MARTHASVILLE, Mo. -- For sale: portion of historic farmstead. Asking price: $1.2 million. May or may not be burial place of storied explorer.
No one disputes that Daniel Boone and his wife, Rebecca, were buried on the Bryan farm, near the Missouri River west of St. Louis. The 32-acre tract that is now on the market includes the original brick farmhouse and the Bryan family cemetery, just across the road.
But in 1845, 20 years after Daniel Boone's death, the couple's remains were supposedly taken to Frankfort, Ky., and reburied there.
Some believe, though, that another man's bones -- not Daniel Boone's -- were exhumed instead, the result of deliberate misdirection by the farm's owner and Rebecca Boone's cousin, David Bryan.
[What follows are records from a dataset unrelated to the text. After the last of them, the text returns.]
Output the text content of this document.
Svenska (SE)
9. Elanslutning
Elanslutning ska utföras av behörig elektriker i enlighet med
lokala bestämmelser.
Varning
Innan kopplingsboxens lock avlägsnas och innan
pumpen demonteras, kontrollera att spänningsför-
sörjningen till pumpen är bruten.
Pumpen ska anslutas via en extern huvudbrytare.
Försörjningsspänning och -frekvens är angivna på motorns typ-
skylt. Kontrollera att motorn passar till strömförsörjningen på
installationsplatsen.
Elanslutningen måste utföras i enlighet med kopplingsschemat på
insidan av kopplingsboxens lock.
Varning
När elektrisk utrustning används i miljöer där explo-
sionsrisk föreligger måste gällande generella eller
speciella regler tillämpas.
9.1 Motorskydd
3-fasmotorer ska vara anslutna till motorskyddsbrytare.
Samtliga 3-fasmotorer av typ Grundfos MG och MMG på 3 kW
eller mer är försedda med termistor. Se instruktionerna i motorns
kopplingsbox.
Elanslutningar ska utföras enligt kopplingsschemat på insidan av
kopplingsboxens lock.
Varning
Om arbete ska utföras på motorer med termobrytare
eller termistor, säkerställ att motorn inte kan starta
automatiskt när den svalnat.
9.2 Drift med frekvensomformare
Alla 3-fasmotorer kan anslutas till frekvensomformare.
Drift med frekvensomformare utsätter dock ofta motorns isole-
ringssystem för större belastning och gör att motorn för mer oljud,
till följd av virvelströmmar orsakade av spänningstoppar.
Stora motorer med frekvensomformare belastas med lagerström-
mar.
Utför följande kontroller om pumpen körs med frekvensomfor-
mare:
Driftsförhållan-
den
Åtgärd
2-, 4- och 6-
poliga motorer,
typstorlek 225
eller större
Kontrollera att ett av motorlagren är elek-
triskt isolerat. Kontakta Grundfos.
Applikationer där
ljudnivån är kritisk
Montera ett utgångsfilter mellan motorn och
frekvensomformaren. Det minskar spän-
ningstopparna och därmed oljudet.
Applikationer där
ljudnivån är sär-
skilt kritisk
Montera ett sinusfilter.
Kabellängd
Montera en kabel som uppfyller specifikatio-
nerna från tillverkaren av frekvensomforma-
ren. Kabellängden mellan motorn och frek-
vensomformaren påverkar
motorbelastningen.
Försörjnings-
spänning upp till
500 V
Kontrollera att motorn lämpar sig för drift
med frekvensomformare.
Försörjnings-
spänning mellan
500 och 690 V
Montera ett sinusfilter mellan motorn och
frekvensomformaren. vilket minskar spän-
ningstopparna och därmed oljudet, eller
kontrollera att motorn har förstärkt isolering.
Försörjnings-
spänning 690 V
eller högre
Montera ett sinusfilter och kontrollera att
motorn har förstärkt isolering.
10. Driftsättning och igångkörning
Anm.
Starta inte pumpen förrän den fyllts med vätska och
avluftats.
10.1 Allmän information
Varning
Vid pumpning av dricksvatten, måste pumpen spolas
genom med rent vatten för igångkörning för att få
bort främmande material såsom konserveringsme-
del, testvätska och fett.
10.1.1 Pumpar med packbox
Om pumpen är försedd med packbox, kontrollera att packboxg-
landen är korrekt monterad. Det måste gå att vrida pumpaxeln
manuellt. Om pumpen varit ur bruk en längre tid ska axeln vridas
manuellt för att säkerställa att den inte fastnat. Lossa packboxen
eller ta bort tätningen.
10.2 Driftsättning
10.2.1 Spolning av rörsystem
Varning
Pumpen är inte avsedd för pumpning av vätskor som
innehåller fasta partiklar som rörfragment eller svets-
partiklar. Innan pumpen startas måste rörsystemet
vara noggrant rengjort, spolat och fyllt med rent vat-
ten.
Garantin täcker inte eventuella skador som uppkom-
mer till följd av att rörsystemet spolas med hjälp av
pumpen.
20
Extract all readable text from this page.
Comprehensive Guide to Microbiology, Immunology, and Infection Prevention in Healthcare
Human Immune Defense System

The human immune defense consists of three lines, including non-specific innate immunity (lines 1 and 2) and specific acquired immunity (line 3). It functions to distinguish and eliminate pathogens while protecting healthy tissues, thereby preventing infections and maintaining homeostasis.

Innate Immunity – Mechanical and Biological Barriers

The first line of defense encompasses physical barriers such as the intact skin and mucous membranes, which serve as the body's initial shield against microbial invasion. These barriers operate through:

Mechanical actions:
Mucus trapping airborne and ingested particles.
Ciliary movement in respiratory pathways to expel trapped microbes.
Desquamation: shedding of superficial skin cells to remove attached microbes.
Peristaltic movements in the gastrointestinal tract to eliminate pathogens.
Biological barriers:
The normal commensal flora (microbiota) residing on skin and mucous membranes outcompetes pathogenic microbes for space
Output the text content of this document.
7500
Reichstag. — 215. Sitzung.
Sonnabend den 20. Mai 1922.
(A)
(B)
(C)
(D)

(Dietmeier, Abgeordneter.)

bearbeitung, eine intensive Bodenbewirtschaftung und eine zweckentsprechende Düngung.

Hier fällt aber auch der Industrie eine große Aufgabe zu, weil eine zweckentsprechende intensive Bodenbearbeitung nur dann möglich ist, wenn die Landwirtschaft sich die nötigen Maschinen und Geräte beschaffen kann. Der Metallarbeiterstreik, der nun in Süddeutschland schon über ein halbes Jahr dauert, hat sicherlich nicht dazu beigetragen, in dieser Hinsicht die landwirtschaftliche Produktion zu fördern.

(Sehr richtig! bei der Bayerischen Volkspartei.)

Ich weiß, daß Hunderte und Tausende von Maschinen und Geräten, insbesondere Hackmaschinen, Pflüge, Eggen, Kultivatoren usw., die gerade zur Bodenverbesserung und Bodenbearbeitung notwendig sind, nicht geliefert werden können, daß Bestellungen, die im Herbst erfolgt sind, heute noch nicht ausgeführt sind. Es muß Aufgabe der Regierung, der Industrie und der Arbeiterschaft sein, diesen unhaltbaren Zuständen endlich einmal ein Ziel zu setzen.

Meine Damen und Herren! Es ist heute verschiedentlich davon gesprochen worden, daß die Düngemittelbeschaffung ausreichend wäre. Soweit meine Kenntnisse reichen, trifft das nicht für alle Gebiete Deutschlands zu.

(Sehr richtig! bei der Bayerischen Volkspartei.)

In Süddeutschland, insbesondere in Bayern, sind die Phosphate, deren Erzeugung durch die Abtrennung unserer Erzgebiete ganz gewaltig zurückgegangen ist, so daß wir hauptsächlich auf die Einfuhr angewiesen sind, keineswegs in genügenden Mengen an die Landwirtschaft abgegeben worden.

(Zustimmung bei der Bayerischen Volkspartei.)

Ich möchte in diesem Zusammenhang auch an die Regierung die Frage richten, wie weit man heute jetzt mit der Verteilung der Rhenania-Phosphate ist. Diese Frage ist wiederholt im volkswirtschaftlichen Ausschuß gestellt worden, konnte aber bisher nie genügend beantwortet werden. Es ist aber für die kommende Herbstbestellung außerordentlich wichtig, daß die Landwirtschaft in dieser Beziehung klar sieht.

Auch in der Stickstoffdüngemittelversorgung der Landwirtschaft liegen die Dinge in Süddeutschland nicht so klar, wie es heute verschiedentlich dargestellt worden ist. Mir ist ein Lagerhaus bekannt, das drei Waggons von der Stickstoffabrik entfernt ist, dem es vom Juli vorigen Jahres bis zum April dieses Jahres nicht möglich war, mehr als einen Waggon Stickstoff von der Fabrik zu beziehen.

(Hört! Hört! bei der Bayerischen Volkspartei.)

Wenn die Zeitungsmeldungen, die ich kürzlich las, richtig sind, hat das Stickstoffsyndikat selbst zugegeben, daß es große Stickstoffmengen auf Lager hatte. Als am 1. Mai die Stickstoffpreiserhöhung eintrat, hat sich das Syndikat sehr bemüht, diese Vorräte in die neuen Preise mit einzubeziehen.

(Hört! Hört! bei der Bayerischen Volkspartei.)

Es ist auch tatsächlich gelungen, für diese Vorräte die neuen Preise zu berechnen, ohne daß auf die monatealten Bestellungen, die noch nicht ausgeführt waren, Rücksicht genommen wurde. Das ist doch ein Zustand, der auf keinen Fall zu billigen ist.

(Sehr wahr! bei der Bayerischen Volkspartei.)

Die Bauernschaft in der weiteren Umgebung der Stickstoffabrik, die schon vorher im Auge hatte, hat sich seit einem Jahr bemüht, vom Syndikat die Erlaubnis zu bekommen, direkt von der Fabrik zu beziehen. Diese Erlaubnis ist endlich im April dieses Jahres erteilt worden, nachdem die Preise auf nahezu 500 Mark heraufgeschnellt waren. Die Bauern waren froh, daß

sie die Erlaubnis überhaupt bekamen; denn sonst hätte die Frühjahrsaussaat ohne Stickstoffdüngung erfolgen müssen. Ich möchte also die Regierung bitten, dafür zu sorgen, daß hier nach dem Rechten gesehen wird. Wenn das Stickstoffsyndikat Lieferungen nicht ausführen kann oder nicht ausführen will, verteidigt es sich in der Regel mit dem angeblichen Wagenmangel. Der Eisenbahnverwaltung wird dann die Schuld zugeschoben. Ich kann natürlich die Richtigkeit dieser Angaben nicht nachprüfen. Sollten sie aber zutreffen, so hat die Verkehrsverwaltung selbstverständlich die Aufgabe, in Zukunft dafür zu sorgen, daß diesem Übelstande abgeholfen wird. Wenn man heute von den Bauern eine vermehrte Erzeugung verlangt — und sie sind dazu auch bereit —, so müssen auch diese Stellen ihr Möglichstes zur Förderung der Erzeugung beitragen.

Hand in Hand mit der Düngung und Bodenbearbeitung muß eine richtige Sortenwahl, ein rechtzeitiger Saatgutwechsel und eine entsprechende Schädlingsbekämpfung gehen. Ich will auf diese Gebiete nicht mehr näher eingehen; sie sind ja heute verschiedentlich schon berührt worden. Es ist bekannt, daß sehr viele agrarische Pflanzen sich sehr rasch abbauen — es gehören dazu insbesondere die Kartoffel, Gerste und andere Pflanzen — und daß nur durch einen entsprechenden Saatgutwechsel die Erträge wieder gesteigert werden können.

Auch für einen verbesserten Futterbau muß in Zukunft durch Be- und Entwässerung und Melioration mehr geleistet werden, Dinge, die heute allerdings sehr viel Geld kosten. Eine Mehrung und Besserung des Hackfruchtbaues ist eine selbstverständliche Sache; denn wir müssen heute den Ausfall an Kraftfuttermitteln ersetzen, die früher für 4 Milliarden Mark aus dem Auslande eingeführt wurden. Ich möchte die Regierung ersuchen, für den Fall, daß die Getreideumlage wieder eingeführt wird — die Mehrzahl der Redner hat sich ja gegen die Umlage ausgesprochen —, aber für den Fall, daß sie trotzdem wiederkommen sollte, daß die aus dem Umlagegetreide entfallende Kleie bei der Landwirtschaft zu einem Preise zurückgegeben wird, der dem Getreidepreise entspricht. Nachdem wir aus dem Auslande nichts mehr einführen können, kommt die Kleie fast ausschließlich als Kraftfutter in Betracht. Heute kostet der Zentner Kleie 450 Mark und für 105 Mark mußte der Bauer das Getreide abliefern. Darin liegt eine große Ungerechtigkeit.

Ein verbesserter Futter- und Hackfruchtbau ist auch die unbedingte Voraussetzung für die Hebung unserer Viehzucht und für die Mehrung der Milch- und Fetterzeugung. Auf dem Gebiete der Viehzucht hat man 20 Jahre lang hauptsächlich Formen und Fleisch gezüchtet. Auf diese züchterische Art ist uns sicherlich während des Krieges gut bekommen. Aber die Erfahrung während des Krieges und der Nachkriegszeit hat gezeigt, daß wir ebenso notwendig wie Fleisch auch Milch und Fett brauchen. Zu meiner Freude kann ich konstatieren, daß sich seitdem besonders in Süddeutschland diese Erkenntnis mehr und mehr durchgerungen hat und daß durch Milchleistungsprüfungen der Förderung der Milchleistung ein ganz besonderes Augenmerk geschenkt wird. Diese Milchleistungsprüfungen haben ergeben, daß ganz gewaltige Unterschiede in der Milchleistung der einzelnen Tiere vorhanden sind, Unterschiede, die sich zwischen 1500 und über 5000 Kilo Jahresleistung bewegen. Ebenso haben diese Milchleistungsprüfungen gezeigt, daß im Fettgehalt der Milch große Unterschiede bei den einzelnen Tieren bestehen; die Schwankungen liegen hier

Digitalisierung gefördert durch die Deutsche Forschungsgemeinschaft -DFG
Bryan, they believe, was upset that the famous pioneer's remains were being claimed by a state that had issued an arrest warrant against him for nonpayment of debts -- so while Bryan agreed to the relocation, he had a slave lead the Frankfort officials to the wrong grave.
In 1983, an article in National Geographic magazine reported that a forensic anthropologist had measured a plaster cast of the skull buried in Kentucky and concluded that it had belonged to a black man.
No DNA tests have ever been performed to settle the controversy. But Grace Stemme, who now owns the farm, is among those who believe Boone is still buried there.
So did her late husband, Walter, who died in 2003 -- 50 years after the couple bought the farmstead.
"My husband never would let anyone dig around in that graveyard," Grace Stemme said. "He figured Boone was always trying to find some peace and quiet when he was living, and we ought to let him have it now.
"Someone else gets to keep company with Daniel Boone."